Please submit your results in the two-column (grapheme sequence, tab-character, tokenized phone sequence) TSV format, the same one used for the training and development data. If you use an internal representation other than NFC, you must convert back before submitting.

Please use this email form to submit your results.

Timeline

  • March 24, 2021: Data released.
  • April 8, 2021: Baseline code and results released.
  • May 8, 2021: Participants' submissions due.
  • May 15, 2021: Participants' draft system description papers due.
  • May 22, 2021: Participants' camera-ready system description papers due.

Baseline

This year's baseline is a ensembled neural transition system based on the imitation learning paradigm introduced by Makarov & Clematide (2018). A variant of this system (Makarov & Clematide 2020) was the second-best system overall in the 2020 shared task (Gorman et al. 2020). Code for the baseline library can be found in the baseline directory. Baseline results are given below.

WER (dev) WER (test)
eng_us 45.13 41.94
Subtask 1 (high) 45.13 41.94
arm_e 4.50 7.00
bul 8.30 18.30
dut 10.80 14.70
fre 7.40 8.50
geo 0.00 0.00
hbs_latn 34.70 32.10
hun 1.50 1.80
jpn_hira 6.20 5.20
kor 18.40 16.30
vie_hanoi 1.30 2.50
Subtask 2 (medium) 9.35 10.64
ady 22.00 22.00
gre 5.00 21.00
ice 11.00 12.00
ita 22.00 19.00
khm 34.00 34.00
lav 41.00 55.00
mlt_latn 20.00 19.00
rum 10.00 10.00
slv 43.00 49.00
wel_sw 16.00 10.00
Subtask 3 (low) 22.40 25.10

Comparison with the 2020 shared task

In contrast to the 2020 shared task (Gorman et al. 2020):

  • There is a new baseline.
  • There are new languages.
  • There are three subtasks.
  • There are no suprise languages.
  • The data been subjected to novel quality-assurance procedures.

Organizers

The task is organized by members of the Computational Linguistics Lab at the Graduate Center, City University of New York and the Institut für Computerlinguistik at the University of Zurich.

Licensing

The code is released under the Apache License 2.0. The data is released under the Creative Commons Attribution-ShareAlike 3.0 Unported License inherited from Wiktionary itself.

References

Gorman, K., Ashby, L. F.E., Goyzueta, A., McCarthy, A. D., Wu, S., and You, D. 2020. The SIGMORPHON 2020 shared task on multilingual grapheme-to-phoneme conversion. In 17th SIGMORPHON Workshop on Computational Research in Phonetics, Phonology, and Morphology, pages 40-50.
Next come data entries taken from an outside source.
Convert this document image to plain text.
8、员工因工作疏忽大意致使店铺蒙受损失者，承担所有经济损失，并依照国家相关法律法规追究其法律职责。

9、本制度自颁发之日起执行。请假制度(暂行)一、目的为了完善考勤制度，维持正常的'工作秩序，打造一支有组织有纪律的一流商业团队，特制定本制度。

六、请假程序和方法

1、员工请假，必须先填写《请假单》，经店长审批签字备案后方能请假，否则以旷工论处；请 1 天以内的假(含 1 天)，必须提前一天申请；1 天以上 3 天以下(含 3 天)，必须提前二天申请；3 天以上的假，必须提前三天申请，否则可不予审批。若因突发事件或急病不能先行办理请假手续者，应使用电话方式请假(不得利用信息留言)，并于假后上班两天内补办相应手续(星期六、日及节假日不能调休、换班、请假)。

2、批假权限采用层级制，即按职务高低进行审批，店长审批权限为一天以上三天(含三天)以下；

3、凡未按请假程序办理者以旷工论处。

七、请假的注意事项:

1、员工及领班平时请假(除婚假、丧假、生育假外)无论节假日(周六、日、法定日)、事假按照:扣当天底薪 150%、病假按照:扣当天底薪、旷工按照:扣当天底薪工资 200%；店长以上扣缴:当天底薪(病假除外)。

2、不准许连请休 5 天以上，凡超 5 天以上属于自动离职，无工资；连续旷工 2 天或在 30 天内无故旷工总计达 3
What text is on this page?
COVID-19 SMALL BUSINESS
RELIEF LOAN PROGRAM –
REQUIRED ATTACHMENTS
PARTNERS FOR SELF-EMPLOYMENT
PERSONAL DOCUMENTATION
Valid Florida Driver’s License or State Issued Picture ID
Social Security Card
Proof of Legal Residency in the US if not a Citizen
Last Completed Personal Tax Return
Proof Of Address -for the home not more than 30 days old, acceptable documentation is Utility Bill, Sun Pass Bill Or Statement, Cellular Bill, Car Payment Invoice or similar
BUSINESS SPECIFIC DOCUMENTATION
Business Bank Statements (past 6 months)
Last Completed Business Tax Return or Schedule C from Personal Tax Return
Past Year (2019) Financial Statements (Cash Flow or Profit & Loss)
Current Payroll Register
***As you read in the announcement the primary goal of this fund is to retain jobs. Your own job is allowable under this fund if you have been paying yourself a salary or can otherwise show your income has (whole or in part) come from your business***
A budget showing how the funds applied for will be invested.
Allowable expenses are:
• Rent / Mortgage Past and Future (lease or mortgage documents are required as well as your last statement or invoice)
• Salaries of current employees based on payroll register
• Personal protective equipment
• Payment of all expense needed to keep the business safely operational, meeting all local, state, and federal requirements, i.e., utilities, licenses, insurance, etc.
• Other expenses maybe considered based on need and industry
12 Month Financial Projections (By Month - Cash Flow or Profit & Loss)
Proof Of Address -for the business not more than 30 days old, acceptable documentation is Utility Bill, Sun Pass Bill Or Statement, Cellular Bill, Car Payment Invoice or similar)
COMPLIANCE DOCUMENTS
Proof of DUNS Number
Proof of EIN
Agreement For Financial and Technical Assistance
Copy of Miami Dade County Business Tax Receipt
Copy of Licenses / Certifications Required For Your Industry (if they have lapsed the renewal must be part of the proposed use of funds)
Lee, J. L, Ashby, L. F.E., Garza, M. E., Lee-Sikka, Y., Miller, S., Wong, A., McCarthy, A. D., and Gorman, K. 2020. Massively multilingual pronunciation mining with WikiPron. In Proceedings of the 12th Language Resources and Evaluation Conference, pages 4223-4228.

Makarov, P., and Clematide, S. 2018. Imitation learning for neural morphological string transduction. In Proceedings of the 2018 Conference on Empirical Methods in Natural Language Processing, pages 2877-2882.

Makarov, P., and Clematide, S. 2020. CLUZH at SIGMORPHON 2020 shared task on multilingual grapheme-to-phoneme conversion. In Proceedings of the 17th SIGMORPHON Workshopon Computational Research in Phonetics, Phonology, and Morphology, pages 171-176.